Termidoro contribuì a mettere in chiaro alcune cose. La prima è che quando dalle parole si passa ai fatti, quando insomma il gioco si fa duro, sono i duri a scendere in campo, gli uomini d’azione, nella fattispecie. Non ci si riferisce ai violenti, agli esaltati, agli esagitati. Quest’ultimi, purtroppo per Robespierre, stavano con lui in quella che era la Comune di Parigi, dal comandante della Guardia nazionale, Henriot, ubriacone inveterato nonché stupido cialtrone, al sindaco Lescot, incapace di gestire una situazione insurrezionale. Sull’altro fronte spiccò invece Barras, che sarà anche stato la sentina di ogni turpitudine, come comunemente veniva definito, ma era un ufficiale di carriera, aveva valorosamente combattuto, era stato l’artefice della conquista di Tolone.
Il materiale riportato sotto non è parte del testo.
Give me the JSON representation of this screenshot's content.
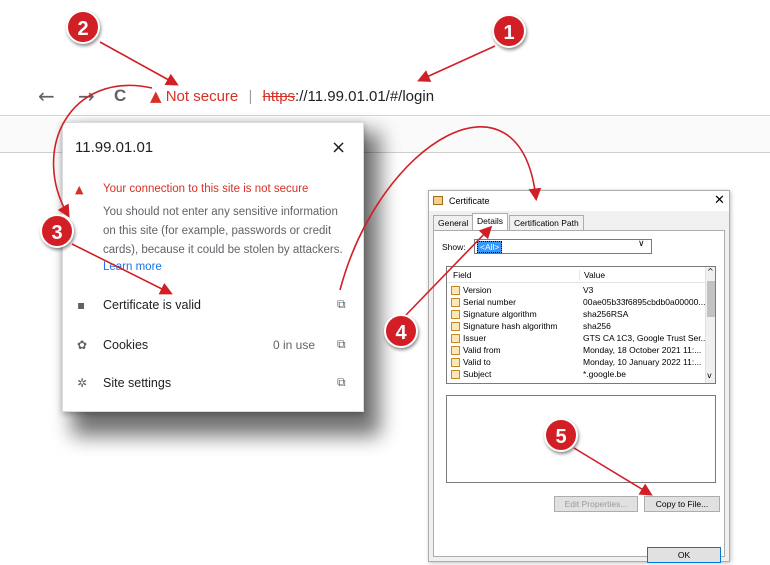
{
  "browser": {
    "back_icon": "←",
    "forward_icon": "→",
    "reload_icon": "C",
    "security_icon": "▲",
    "security_label": "Not secure",
    "separator": "|",
    "url_scheme": "https",
    "url_rest": "://11.99.01.01/#/login"
  },
  "site_popup": {
    "title": "11.99.01.01",
    "close_icon": "×",
    "warning_icon": "▲",
    "warning_title": "Your connection to this site is not secure",
    "warning_body": "You should not enter any sensitive information on this site (for example, passwords or credit cards), because it could be stolen by attackers.",
    "learn_more": "Learn more",
    "rows": [
      {
        "icon": "▪",
        "label": "Certificate is valid",
        "extra": "",
        "ext_icon": "⧉"
      },
      {
        "icon": "✿",
        "label": "Cookies",
        "extra": "0 in use",
        "ext_icon": "⧉"
      },
      {
        "icon": "✲",
        "label": "Site settings",
        "extra": "",
        "ext_icon": "⧉"
      }
    ]
  },
  "certificate": {
    "title": "Certificate",
    "close_icon": "✕",
    "tabs": [
      "General",
      "Details",
      "Certification Path"
    ],
    "active_tab": "Details",
    "show_label": "Show:",
    "show_value": "<All>",
    "dropdown_icon": "∨",
    "columns": {
      "field": "Field",
      "value": "Value"
    },
    "fields": [
      {
        "field": "Version",
        "value": "V3"
      },
      {
        "field": "Serial number",
        "value": "00ae05b33f6895cbdb0a00000..."
      },
      {
        "field": "Signature algorithm",
        "value": "sha256RSA"
      },
      {
        "field": "Signature hash algorithm",
        "value": "sha256"
      },
      {
        "field": "Issuer",
        "value": "GTS CA 1C3, Google Trust Ser..."
      },
      {
        "field": "Valid from",
        "value": "Monday, 18 October 2021 11:..."
      },
      {
        "field": "Valid to",
        "value": "Monday, 10 January 2022 11:..."
      },
      {
        "field": "Subject",
        "value": "*.google.be"
      }
    ],
    "scroll_up_icon": "^",
    "scroll_down_icon": "v",
    "edit_properties": "Edit Properties...",
    "copy_to_file": "Copy to File...",
    "ok": "OK"
  },
  "callouts": [
    "1",
    "2",
    "3",
    "4",
    "5"
  ],
  "colors": {
    "warning_red": "#d93025",
    "callout_red": "#d21f26",
    "link_blue": "#1a73e8"
  }
}
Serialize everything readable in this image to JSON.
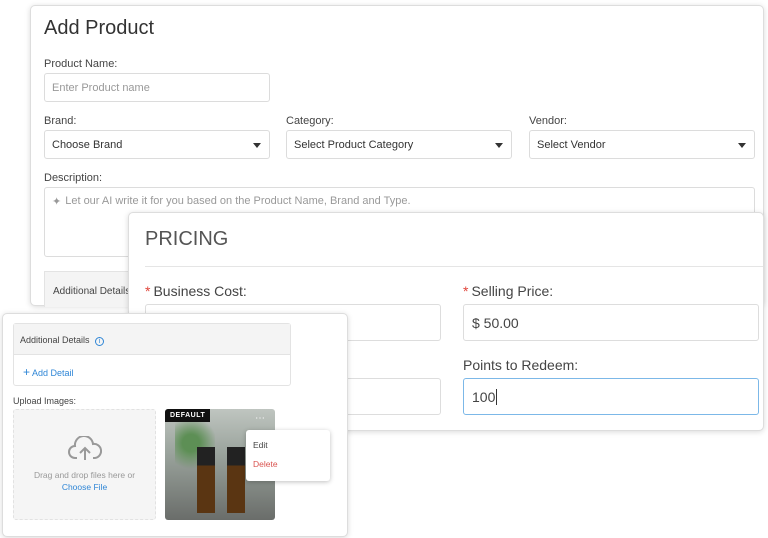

La seconda, e la cosa vale per Robespierre come per Saint-Just e più in generale un po’ per tutte quelle persone che credevano in ciò che dicevano, la Rivoluzione, il Popolo, la Francia erano concetti seri, non parole in libertà. L’idea di tradire un mandato, di essere considerati “fuorilegge”, il sospetto che li si potesse tacciare di ambizioni di potere, di smanie dittatoriali, li paralizzava. Nel momento in cui dalla Comune si decide di agire militarmente contro la Convenzione, ritenuta ormai “una manciata di cospiratori”, e però in nome della Convenzione stessa di cui ci si ritiene gli unici membri legittimi, è proprio Robespierre a rinculare: l’appello all’esercito è oltretutto l’esatto contrario di quanto ha sempre sostenuto. “La mia opinione è che dovremo scrivere in nome del Popolo” fa sapere e in questo nominalismo legalitario, nell’idea che non bisogna prendere prima il potere e fabbricare poi la legittimità dello stesso, è presente il terribile fascino della politica come puro atto di fede. Un libro questo che si puo’ benissimo abbinare a quello scritto da Stenio Solinas sempre per Neri Pozza su Saint Just.